Since we are reading hyperparameters in the train file under opt/ml/input/config/hyperparameters.json, we must define it under ml_data/input/config/hyperparameters.json.
Since we are reading model data in the train file under opt/ml/input/data/train/master_df.csv, we must define it under ml_data/input/data/train/master_df.csv.

In our train file, we are reading TRAINING_FILE_NAME and FEATURES as environment variables. So when we run our Docker container for local training, we must pass those environment variables into the container. The easiest way to do it is to create a .env file with environment variables defined in it in the same folder with docker-compose.yml file, then pass that file to the container. The last two lines in the docker-compose.yml file does this. Our .env file looks like this:

TRAINING_FILE_NAME=master_df.csv
FEATURES="sepal length (cm),sepal width (cm),petal length (cm),petal width (cm)"
ARTEFACT_PATH=/Users/mertatli/medium/ml_data  #Change it to your local ml_data path

Then let’s create a Makefile file with the following commands in the root folder:

SHELL := /bin/bash

train:
 docker-compose build training \
 && docker-compose run training

inference:
 cd src/ \
 && pipenv run flask run # if a .env file is present, pipenv run will automatically load it

ping:
 curl --location --request GET 'http://127.0.0.1:5000/ping'

Up to this point, we must have the following folder structure:

├── .env
├── Dockerfile
├── Makefile
├── Pipfile
├── Pipfile.lock
├── build_and_push.sh
├── docker-compose.yml
├── ml_data
│   ├── input
│   │   ├── config
│   │   │   └── hyperparameters.json
│   │   └── data
│   │       └── train
│   │           └── master_df.csv
│   ├── model
│   └── output
└── src
    ├── nginx.conf
    ├── predictor.py
    ├── serve
    ├── train
    └── wsgi.py

Then open up a shell in the root folder, then run the following code:

make train

If it runs successfully, we should see feature_imporance.pckl and model.pckl under ml_data/model folder:

ml_data
├── input
│   ├── config
│   │   └── hyperparameters.json
│   └── data
│       └── train
│           └── master_df.csv
├── model
│   ├── feature_importance.pckl
│   └── model.pckl
└── output

Then congrats, we successfully trained our models and produced model artefacts. Next, we will run the container for model serving.

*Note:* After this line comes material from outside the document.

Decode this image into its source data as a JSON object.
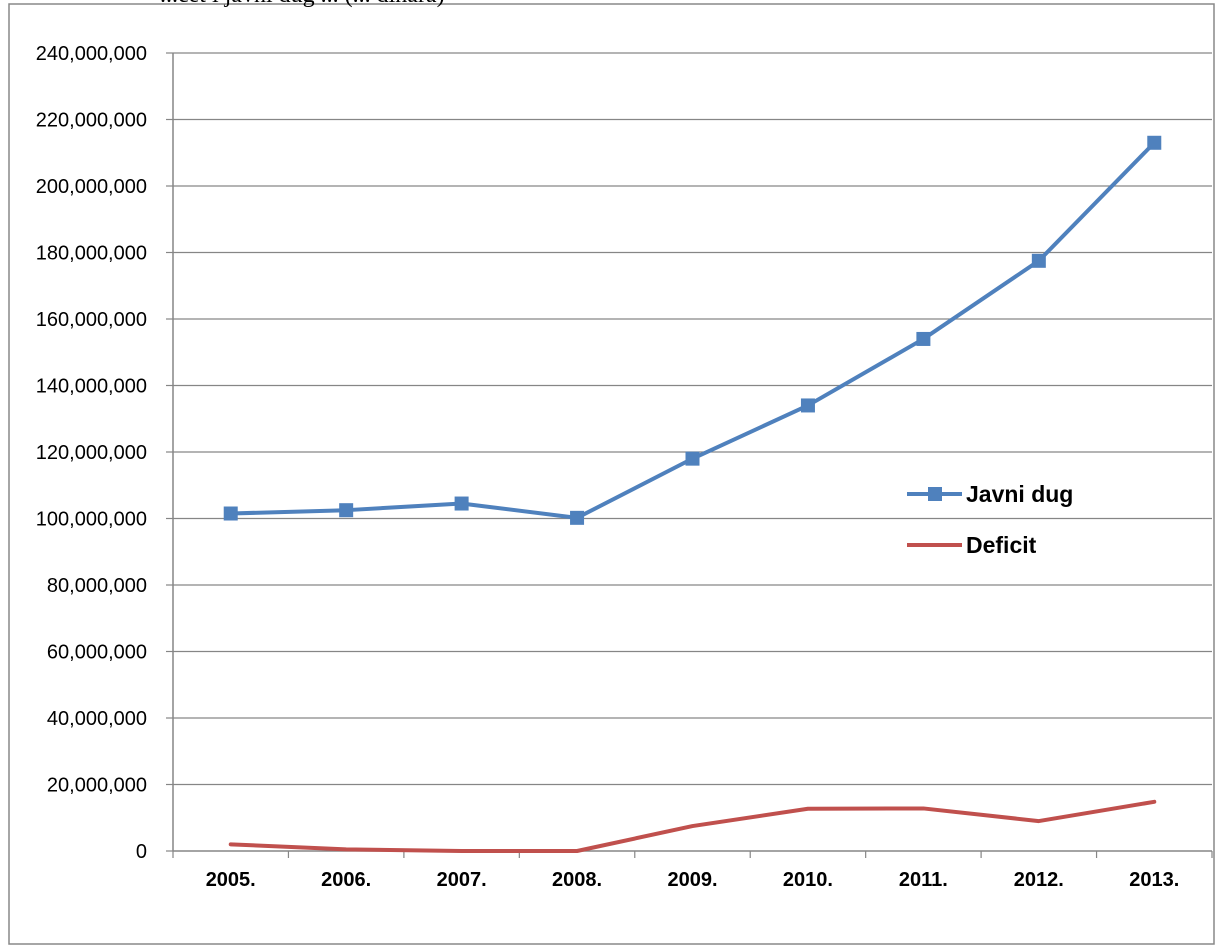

2.2 — Testing the Docker Container in Local For Model Serving

Open up a shell in the root folder, then run the following code:

make inference

It should be accepting some calls to endpoints:

Then open Postman application, and send a ping request with GET method to http://127.0.0.1:5000/ping:

Then open Postman application, and send a /invocations request with POST method to http://127.0.0.1:5000/invocations with text body ‘5.1,3.5,1.4,0.2’:

You may need to do the following changes because our API accepts ‘text/csv’ content_type:

if flask.request.content_type == "text/csv":

3-Conclusion

In this post, we have covered how to prepare our code for training and serving purposes in Sagemaker using Docker. In the next post, we will cover how to run Batch Transform jobs on Sagemaker using our Docker container, as well as how to deploy Realtime Inference Endpoint using the same Docker container. While serving the model on Sagemaker side, we may need to introduce some minor changes/settings in the predictor.py file as we will see shortly.